Sunday, November 28, 2021

One at a Time

    Forms, I talk about forms a lot. I really enjoy doing forms. Until yesterday. I was practicing some forms yesterday, slowing them down to work on various techniques. And then the wheels fell off of my bus. For some reason I could not get through a single form without felling extremely frustrated. Stances, junk, Intent, non existent, Flow, zip zero nada. The madder I got, the worse I got. The worse I got, the madder I got, arrrggg!! So I stopped.

   I now realize that I was trying to fix everything all at once. My brain and my body were both on different pages. My harmonies were tone deaf. All of my struggles with various aspects of every form had come home to roost. Crash and burn.

   But, like the fiery Phoenix, I will be reborn, or so I am really hoping. Today I will start slowly. Just do the forms from start to finish. Feel the form. Enjoy the form. And fix 1 thing and 1 thing only at a time. And with that, my love of forms should come back stronger than ever.

Sunday, November 21, 2021

Pushin Past

    Running. I'm not a fan. In my minds eye it is like getting wet bags of cement to dance. I am heavy footed, my stride is short and stiff, I can feel every fat cell jiggle and giggle, and my breathing is suffocating. 

   But yesterday I had a breakthrough.  I was doing the 300 meter shuttle. Normally at about just over 1/2 way mark, my body decides that that is enough and I start to walk. But not this time. My mind decided to keep running, so I forced my body to listen, and..... the full 300m without walking! I had to laugh (gasp actually), it felt like winning a marathon! And all I had to do was not do something, quit. What a great feeling to not quit AND actually reach your goal. I wanted to do it again right there and now, I didn't cause that would have been silly, but I wanted to. 

   The feeling of pushing past what I perceived as a limit was enlightening. What else can I apply this feeling to? Why everything dear reader!! Now this doesn't mean I am going to go all fitness freak on everything I do but now that I have found a way to get over my "wall", maybe, just maybe, this is a step on a new path that will allow me to break down some more walls that I have imagined in my way. 

  

Sunday, November 14, 2021

Size 11 Baby Steps

    Forms. I love forms. I may have written several times over the years about my fondness for forms. A properly done from, to me, is so satisfying. The flow, the power, the way that the 6 harmonies can feel if you allow them to work together. But here is the rub. We talk about the eye for detail, and I have said a few times that my eye for detail may need glasses. I used to joke around about that, trying to hide behind the humor, using it as an excuse. My excuses were a crutch, allowing me to "joke" my way through the things I was doing incorrectly. And this has cost me years of time. I am now being forced (by me) to break my forms down and fix many many fundamentals that I have let slide over the years. And of course as I focus on 1 thing, 2 more scream "what about me?". 
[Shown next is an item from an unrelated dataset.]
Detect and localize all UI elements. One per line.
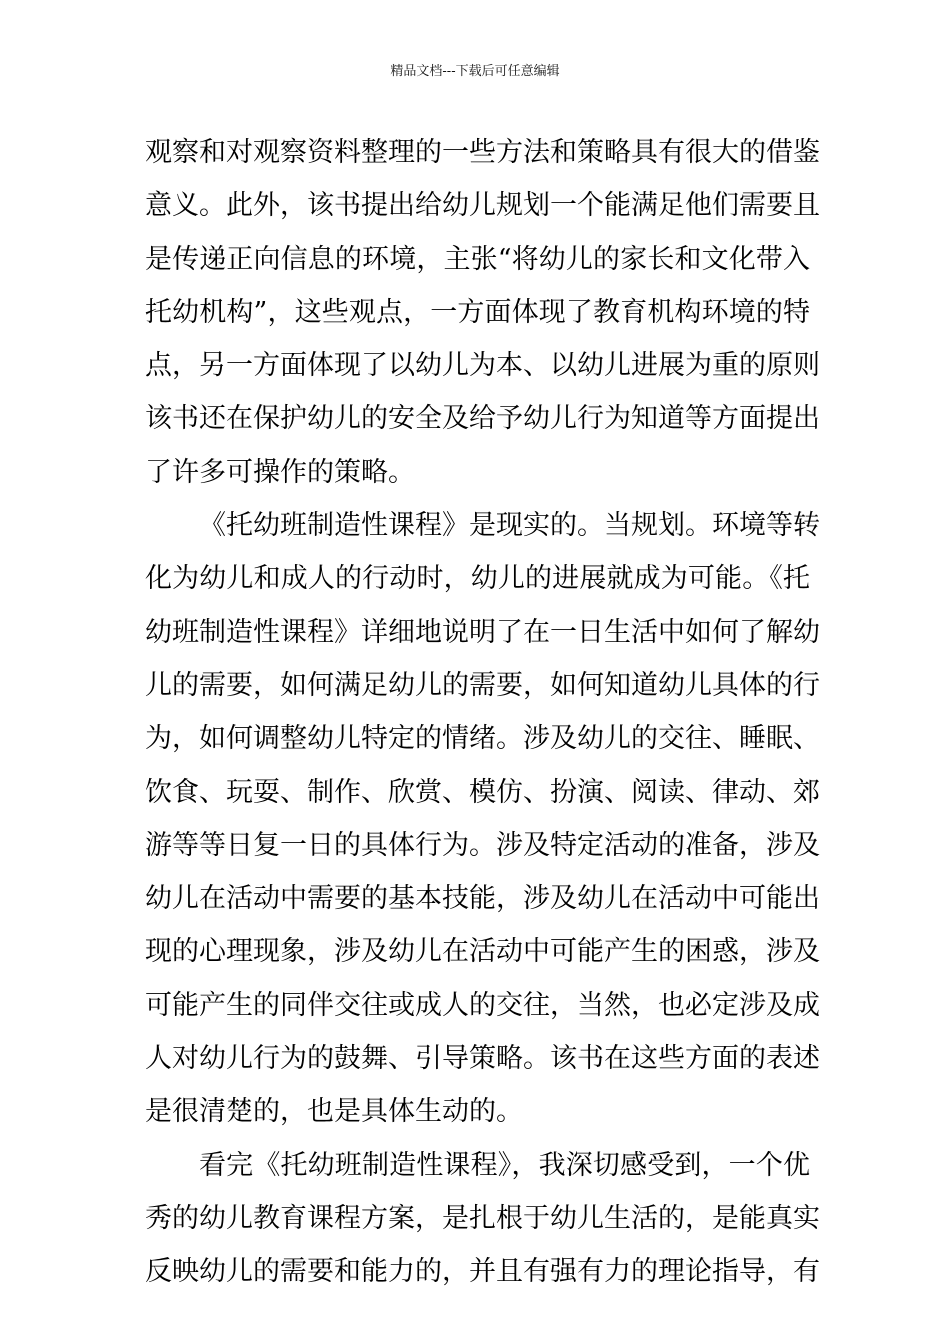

   So baby steps, slow the Forms down, feel my center, correct my footwork, finish my moves, lead with my eyes, correct don't protect. Baby steps, listen to the advice of my instructors, figure out how to apply what I am being told, assume nothing, removing my ego. Baby steps, lots and lots of baby steps, so my Forms can grow into something powerful and complete, allowing the Chi to flow. Baby steps, so I can give the Forms the respect that they are due, honoring the tradition and lineage behind them, believing that Kung Fu is over 2000 years old for a reason, and searching for myself to try and see where I fit into this amazing martial art.

   Forms. I love forms.......

Sunday, November 7, 2021

Blip

    Lately my routine has been a bit off. Between staff shortages at work causing to have to go in extra early to do their job and just generally a very busy couple of weeks, my training has been sacrificed to just keep up. But now, I can begin to pick up where I left off. No more home football games 😢, most of my staff is back 😀 (plus I have Kody working for me during his fall break - poor kid never gets a break), yard work for winter mostly done, vehicles winter ready, Halloween decorations down, Christmas going up, I'm ready to get back at it. Plus most of my nagging injuries feel better, except my elbow (doctor time). 

   One thing I found out during this busy time was I missed my food. Being busy and on the run caused a lot of fast food to be substituted in place of my now normal food routine. Instead of fresh fruit and veggies it was toast or a granola bar (or nothing at all), instead of a nice sandwich it was a burger, instead of a glass of water it was a coffee. Blah! I can feel the difference inside, heavy and unfulfilled. Luckily I can start getting back to eating healthy again today cause it is grocery day! 

   Now to go and get my personal requirements done for the Year of the Tiger!